Clinton urges Senate to move quickly on nuclear treaty
US Secretary of State Hillary Clinton on Wednesday urged the Senate to move quickly to pass the new US-Russian nuclear arms reduction treaty when it resumes debate next month.
The US Senate Foreign Relations Committee last week delayed until mid-September its vote on approving the New Strategic Arms Reduction Treaty (START), the successor to one that expired in December.
Committee chairman John Kerry’s decision to give Democrats and Republicans more “time to review the underlying materials … is a gesture of good faith and underscores the tradition of bipartisan support,” Clinton told reporters.
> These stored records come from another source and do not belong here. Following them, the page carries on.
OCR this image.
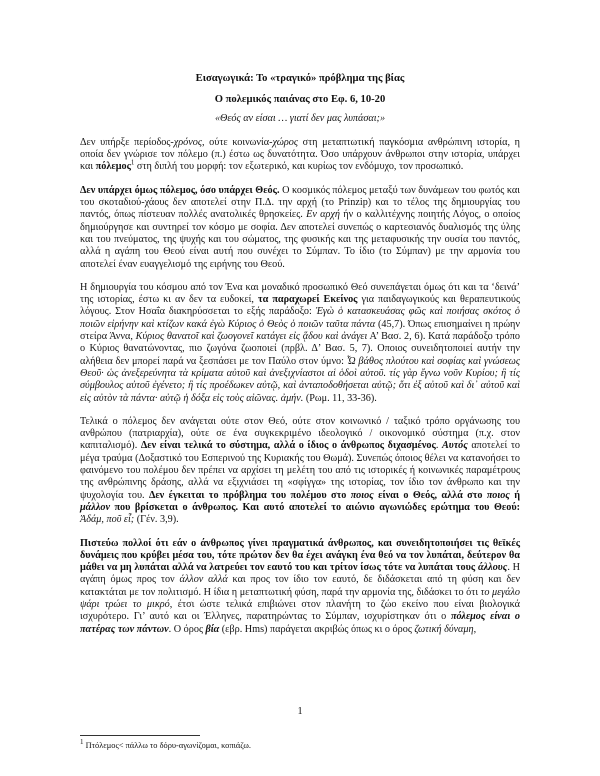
Εισαγωγικά: Το «τραγικό» πρόβλημα της βίας
Ο πολεμικός παιάνας στο Εφ. 6, 10-20
«Θεός αν είσαι … γιατί δεν μας λυπάσαι;»

Δεν υπήρξε περίοδος-χρόνος, ούτε κοινωνία-χώρος στη μεταπτωτική παγκόσμια ανθρώπινη ιστορία, η οποία δεν γνώρισε τον πόλεμο (π.) έστω ως δυνατότητα. Όσο υπάρχουν άνθρωποι στην ιστορία, υπάρχει και πόλεμος$^1$ στη διπλή του μορφή: τον εξωτερικό, και κυρίως τον ενδόμυχο, τον προσωπικό.

Δεν υπάρχει όμως πόλεμος, όσο υπάρχει Θεός. Ο κοσμικός πόλεμος μεταξύ των δυνάμεων του φωτός και του σκοταδιού-χάους δεν αποτελεί στην Π.Δ. την αρχή (το Prinzip) και το τέλος της δημιουργίας του παντός, όπως πίστευαν πολλές ανατολικές θρησκείες. Εν αρχή ήν ο καλλιτέχνης ποιητής Λόγος, ο οποίος δημιούργησε και συντηρεί τον κόσμο με σοφία. Δεν αποτελεί συνεπώς ο καρτεσιανός δυαλισμός της ύλης και του πνεύματος, της ψυχής και του σώματος, της φυσικής και της μεταφυσικής την ουσία του παντός, αλλά η αγάπη του Θεού είναι αυτή που συνέχει το Σύμπαν. Το ίδιο (το Σύμπαν) με την αρμονία του αποτελεί έναν ευαγγελισμό της ειρήνης του Θεού.

Η δημιουργία του κόσμου από τον Ένα και μοναδικό προσωπικό Θεό συνεπάγεται όμως ότι και τα ‘δεινά’ της ιστορίας, έστω κι αν δεν τα ευδοκεί, τα παραχωρεί Εκείνος για παιδαγωγικούς και θεραπευτικούς λόγους. Στον Ησαΐα διακηρύσσεται το εξής παράδοξο: Ἐγὼ ὁ κατασκευάσας φῶς καὶ ποιήσας σκότος ὁ ποιῶν εἰρήνην καὶ κτίζων κακά ἐγὼ Κύριος ὁ Θεὸς ὁ ποιῶν ταῦτα πάντα (45,7). Όπως επισημαίνει η πρώην στείρα Άννα, Κύριος θανατοῖ καὶ ζωογονεῖ κατάγει εἰς ᾅδου καὶ ἀνάγει Α’ Βασ. 2, 6). Κατά παράδοξο τρόπο ο Κύριος θανατώνοντας, πιο ζωγόνα ζωοποιεί (πρβλ. Δ’ Βασ. 5, 7). Οποιος συνειδητοποιεί αυτήν την αλήθεια δεν μπορεί παρά να ξεσπάσει με τον Παύλο στον ύμνο: Ὦ βάθος πλούτου καὶ σοφίας καὶ γνώσεως Θεοῦ· ὡς ἀνεξερεύνητα τὰ κρίματα αὐτοῦ καὶ ἀνεξιχνίαστοι αἱ ὁδοὶ αὐτοῦ. τίς γὰρ ἔγνω νοῦν Κυρίου; ἢ τίς σύμβουλος αὐτοῦ ἐγένετο; ἢ τίς προέδωκεν αὐτῷ, καὶ ἀνταποδοθήσεται αὐτῷ; ὅτι ἐξ αὐτοῦ καὶ δι᾿ αὐτοῦ καὶ εἰς αὐτὸν τὰ πάντα· αὐτῷ ἡ δόξα εἰς τοὺς αἰῶνας. ἀμήν. (Ρωμ. 11, 33-36).

Τελικά ο πόλεμος δεν ανάγεται ούτε στον Θεό, ούτε στον κοινωνικό / ταξικό τρόπο οργάνωσης του ανθρώπου (πατριαρχία), ούτε σε ένα συγκεκριμένο ιδεολογικό / οικονομικό σύστημα (π.χ. στον καπιταλισμό). Δεν είναι τελικά το σύστημα, αλλά ο ίδιος ο άνθρωπος διχασμένος. Αυτός αποτελεί το μέγα τραύμα (Δοξαστικό του Εσπερινού της Κυριακής του Θωμά). Συνεπώς όποιος θέλει να κατανοήσει το φαινόμενο του πολέμου δεν πρέπει να αρχίσει τη μελέτη του από τις ιστορικές ή κοινωνικές παραμέτρους της ανθρώπινης δράσης, αλλά να εξιχνιάσει τη «σφίγγα» της ιστορίας, τον ίδιο τον άνθρωπο και την ψυχολογία του. Δεν έγκειται το πρόβλημα του πολέμου στο ποιος είναι ο Θεός, αλλά στο ποιος ή μάλλον που βρίσκεται ο άνθρωπος. Και αυτό αποτελεί το αιώνιο αγωνιώδες ερώτημα του Θεού: Ἀδάμ, ποῦ εἶ; (Γέν. 3,9).

Πιστεύω πολλοί ότι εάν ο άνθρωπος γίνει πραγματικά άνθρωπος, και συνειδητοποιήσει τις θεϊκές δυνάμεις που κρύβει μέσα του, τότε πρώτον δεν θα έχει ανάγκη ένα θεό να τον λυπάται, δεύτερον θα μάθει να μη λυπάται αλλά να λατρεύει τον εαυτό του και τρίτον ίσως τότε να λυπάται τους άλλους. Η αγάπη όμως προς τον άλλον αλλά και προς τον ίδιο τον εαυτό, δε διδάσκεται από τη φύση και δεν κατακτάται με τον πολιτισμό. Η ίδια η μεταπτωτική φύση, παρά την αρμονία της, διδάσκει το ότι το μεγάλο ψάρι τρώει το μικρό, έτσι ώστε τελικά επιβιώνει στον πλανήτη το ζώο εκείνο που είναι βιολογικά ισχυρότερο. Γι’ αυτό και οι Έλληνες, παρατηρώντας το Σύμπαν, ισχυρίστηκαν ότι ο πόλεμος είναι ο πατέρας των πάντων. Ο όρος βία (εβρ. Hms) παράγεται ακριβώς όπως κι ο όρος ζωτική δύναμη,

1
$^1$ Πτόλεμος< πάλλω το δόρυ-αγωνίζομαι, κοπιάζω.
“But when the Senate returns, they must act, because our national security is at risk,” the chief US diplomat said.
“There is an urgency to ratify this treaty because we currently lack verification measures with Russia, which only hurts our national security interests,” she said.
“Our ability to know and understand changes in Russia’s nuclear arsenal will erode without the treaty,” she said, adding no inspectors have been in place since the former START treaty expired in December.
Clinton said she looked forward to working with senators over the next few weeks to move the treaty from committee to the full senate for a vote.
Committee approval would send the new START to the entire Senate, where 67 votes are needed for ratification, a process President Barack Obama has said he would like to see completed in 2010.
The delay in committee debate pushes the final debate on the treaty, a top White House priority, to the last stretch before November mid-term elections at a time when Republicans are eager to deny the president any major victories.
Obama’s Democratic allies and their two independent allies control only 59 votes, meaning the treaty’s backers will need to rally at least eight Republicans to approve the pact.
Some Republican senators have indicated they are inclined to back the pact but say they worry about the effects on the US nuclear deterrent and that they want to energize work at national nuclear laboratories to ensure the safety and reliability of the US arsenal.
Clinton said: “I’m confident about the prospects for ratification.”
The new START, which President Barack Obama and Russian President Dmitry Medvedev signed in a landmark ceremony in Prague in April, commits the two former Cold War foes to slashing their nuclear arsenals.
Each nation will be allowed a maximum of 1,550 deployed warheads, about 30 percent lower than a limit set in 2002. They are also restricted to 700 air, ground and submarine-launched nuclear intercontinental ballistic missiles.